Wrongful Death Lawsuit Filed Following Suicide in Clackamas County Jail

A complaint filed earlier this month alleges that the county contractor providing medical care was short-staffed and negligent.

Sunset over Happy Valley in Clackamas County. (JPL Designs/Shutterstock)

In 2021, Rhonda Burke was booked twice in one week in Clackamas County Jail, charged with violating a restraining order. Burke suffered from schizophrenia and was agitated and delusional. A nurse ordered her to be monitored around the clock.

Three days into her second stay at the jail, Burke died by suicide. A wrongful death lawsuit filed earlier this month in U.S. District Court in Portland alleges her death was due to negligent care by jail staff.

Burke had been placed in isolation within two days of her second booking in jail. And, the lawsuit alleges, she was denied medication to treat her acute alcohol withdrawal. As she banged on the walls of her cell in agony, neighboring inmates screamed at her to kill herself, the legal filing says. Around 30 hours later, she died by suicide.

On May 16, her family filed a $20 million lawsuit accusing Clackamas County, its Alabama-based medical contractor NaphCare, and their employees of “gross negligence.” The facility was short-staffed and there was no licensed physician present at the time of Burke’s death, the lawsuit alleges.

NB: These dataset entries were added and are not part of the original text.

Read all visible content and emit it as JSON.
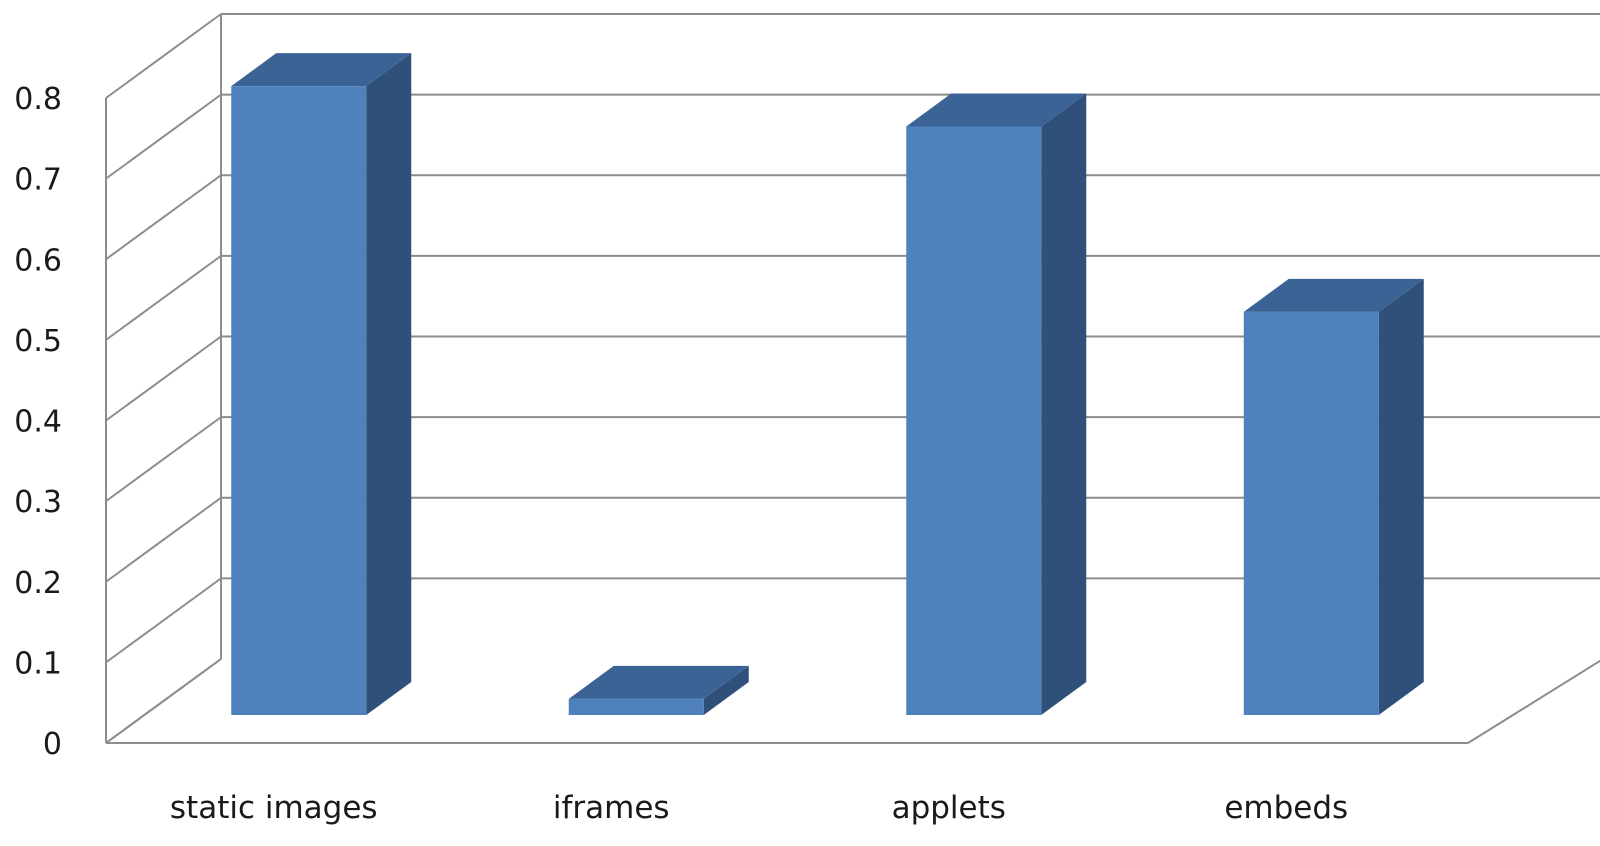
{
  "chart_data": {
    "type": "bar",
    "style": "3d-column",
    "categories": [
      "static images",
      "iframes",
      "applets",
      "embeds"
    ],
    "values": [
      0.78,
      0.02,
      0.73,
      0.5
    ],
    "ylim": [
      0,
      0.8
    ],
    "yticks": [
      "0",
      "0.1",
      "0.2",
      "0.3",
      "0.4",
      "0.5",
      "0.6",
      "0.7",
      "0.8"
    ],
    "grid": true,
    "legend": "none",
    "colors": {
      "bar_front": "#4F81BD",
      "bar_top": "#3B6396",
      "bar_side": "#2F5078",
      "grid": "#8C8C8C",
      "axis_text": "#1a1a1a"
    }
  }
}
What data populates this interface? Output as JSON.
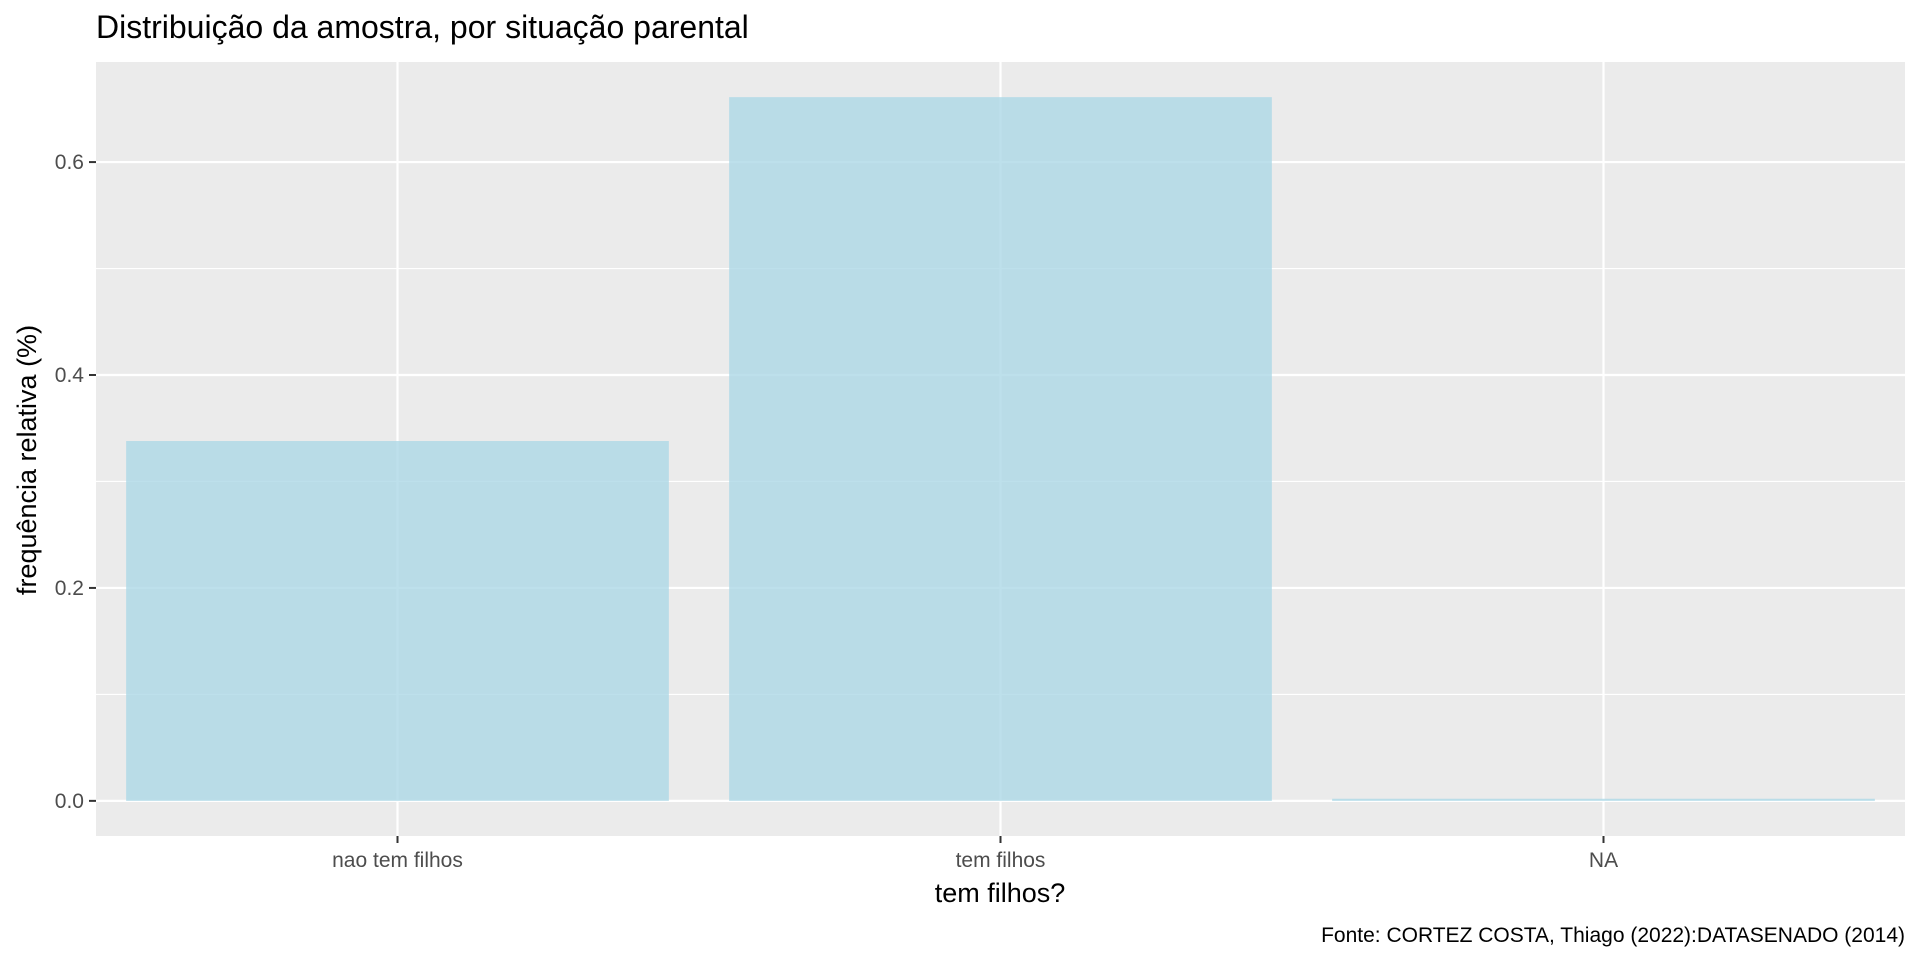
{
  "chart_data": {
    "type": "bar",
    "title": "Distribuição da amostra, por situação parental",
    "xlabel": "tem filhos?",
    "ylabel": "frequência relativa (%)",
    "caption": "Fonte: CORTEZ COSTA, Thiago (2022):DATASENADO (2014)",
    "categories": [
      "nao tem filhos",
      "tem filhos",
      "NA"
    ],
    "values": [
      0.338,
      0.661,
      0.002
    ],
    "ylim": [
      -0.033,
      0.694
    ],
    "yticks": [
      0.0,
      0.2,
      0.4,
      0.6
    ],
    "ytick_labels": [
      "0.0",
      "0.2",
      "0.4",
      "0.6"
    ],
    "grid": true,
    "colors": {
      "panel": "#ebebeb",
      "grid": "#ffffff",
      "bar_fill": "#add8e6",
      "bar_opacity": 0.8
    }
  }
}
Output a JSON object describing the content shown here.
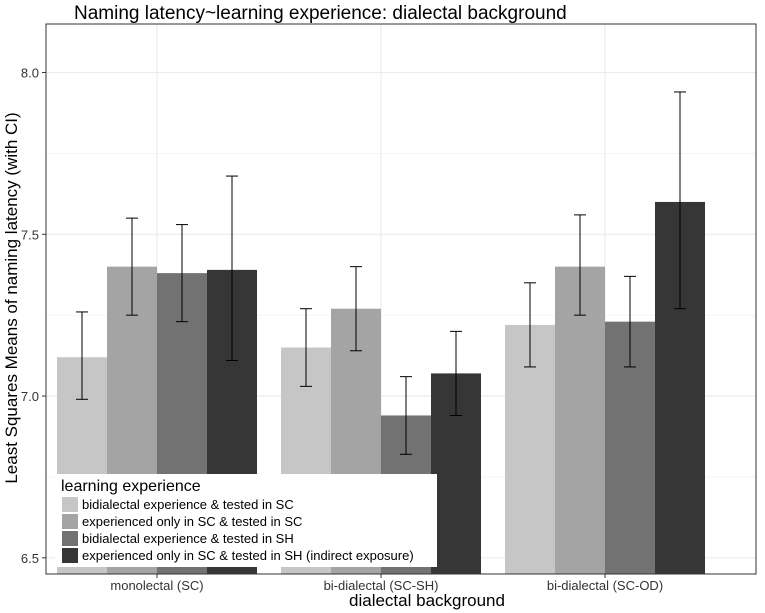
{
  "chart_data": {
    "type": "bar",
    "title": "Naming latency~learning experience: dialectal background",
    "xlabel": "dialectal background",
    "ylabel": "Least Squares Means of naming latency (with CI)",
    "ylim": [
      6.45,
      8.15
    ],
    "yticks": [
      "6.5",
      "7.0",
      "7.5",
      "8.0"
    ],
    "ytick_values": [
      6.5,
      7.0,
      7.5,
      8.0
    ],
    "grid": true,
    "categories": [
      "monolectal (SC)",
      "bi-dialectal (SC-SH)",
      "bi-dialectal (SC-OD)"
    ],
    "legend": {
      "title": "learning experience",
      "position": "bottom-left"
    },
    "series": [
      {
        "name": "bidialectal experience & tested in SC",
        "color": "#c6c6c6",
        "values": [
          7.12,
          7.15,
          7.22
        ],
        "ci_low": [
          6.99,
          7.03,
          7.09
        ],
        "ci_high": [
          7.26,
          7.27,
          7.35
        ]
      },
      {
        "name": "experienced only in SC & tested in SC",
        "color": "#a4a4a4",
        "values": [
          7.4,
          7.27,
          7.4
        ],
        "ci_low": [
          7.25,
          7.14,
          7.25
        ],
        "ci_high": [
          7.55,
          7.4,
          7.56
        ]
      },
      {
        "name": "bidialectal experience & tested in SH",
        "color": "#727272",
        "values": [
          7.38,
          6.94,
          7.23
        ],
        "ci_low": [
          7.23,
          6.82,
          7.09
        ],
        "ci_high": [
          7.53,
          7.06,
          7.37
        ]
      },
      {
        "name": "experienced only in SC & tested in SH (indirect exposure)",
        "color": "#363636",
        "values": [
          7.39,
          7.07,
          7.6
        ],
        "ci_low": [
          7.11,
          6.94,
          7.27
        ],
        "ci_high": [
          7.68,
          7.2,
          7.94
        ]
      }
    ]
  }
}
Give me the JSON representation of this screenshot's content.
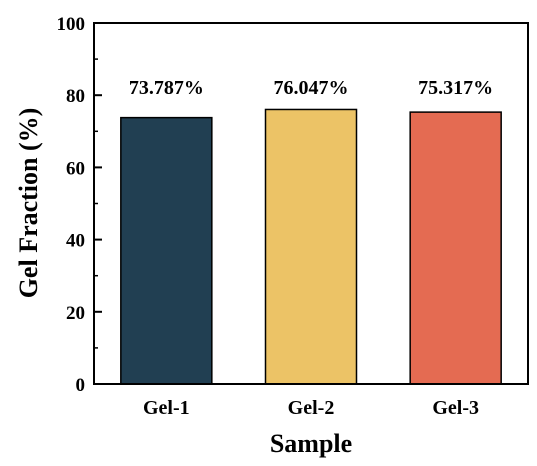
{
  "chart_data": {
    "type": "bar",
    "title": "",
    "xlabel": "Sample",
    "ylabel": "Gel Fraction (%)",
    "categories": [
      "Gel-1",
      "Gel-2",
      "Gel-3"
    ],
    "values": [
      73.787,
      76.047,
      75.317
    ],
    "data_labels": [
      "73.787%",
      "76.047%",
      "75.317%"
    ],
    "colors": [
      "#213f52",
      "#ecc366",
      "#e46b52"
    ],
    "ylim": [
      0,
      100
    ],
    "yticks": [
      0,
      20,
      40,
      60,
      80,
      100
    ],
    "ytick_labels": [
      "0",
      "20",
      "40",
      "60",
      "80",
      "100"
    ],
    "grid": false,
    "legend": "none"
  }
}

NaphCare, a private company with reported revenues of more than $300 million, did not respond to a request for comment. County officials declined to comment.

The lawsuit treads familiar ground. Jermelle Madison Jr., 23, hanged himself in Clackamas County Jail two months later. He was suffering from a mental health crisis and had told arresting officers he was going to kill himself. After his suicide, protesters took to the streets demanding to know why he hadn’t been put on suicide watch.

NaphCare, which operates nationwide and recently contracted with Washington and Clackamas counties, has long faced similar accusations across the country. Last year, New York state regulators slammed the company’s “deficient” care following the suicide of a 27-year-old woman. A jury in Washington awarded a $27 million settlement to the family of a man who died while withdrawing from heroin in a Spokane County jail last year.

Washington County is also facing ongoing litigation. The family of Dale Thomsen has accused the county and NaphCare of negligence after the 58-year-old man was found dead in his cell. He was not given a medical exam despite his family warning the jail he was an alcoholic and suffered from a brain injury, the lawsuit alleges.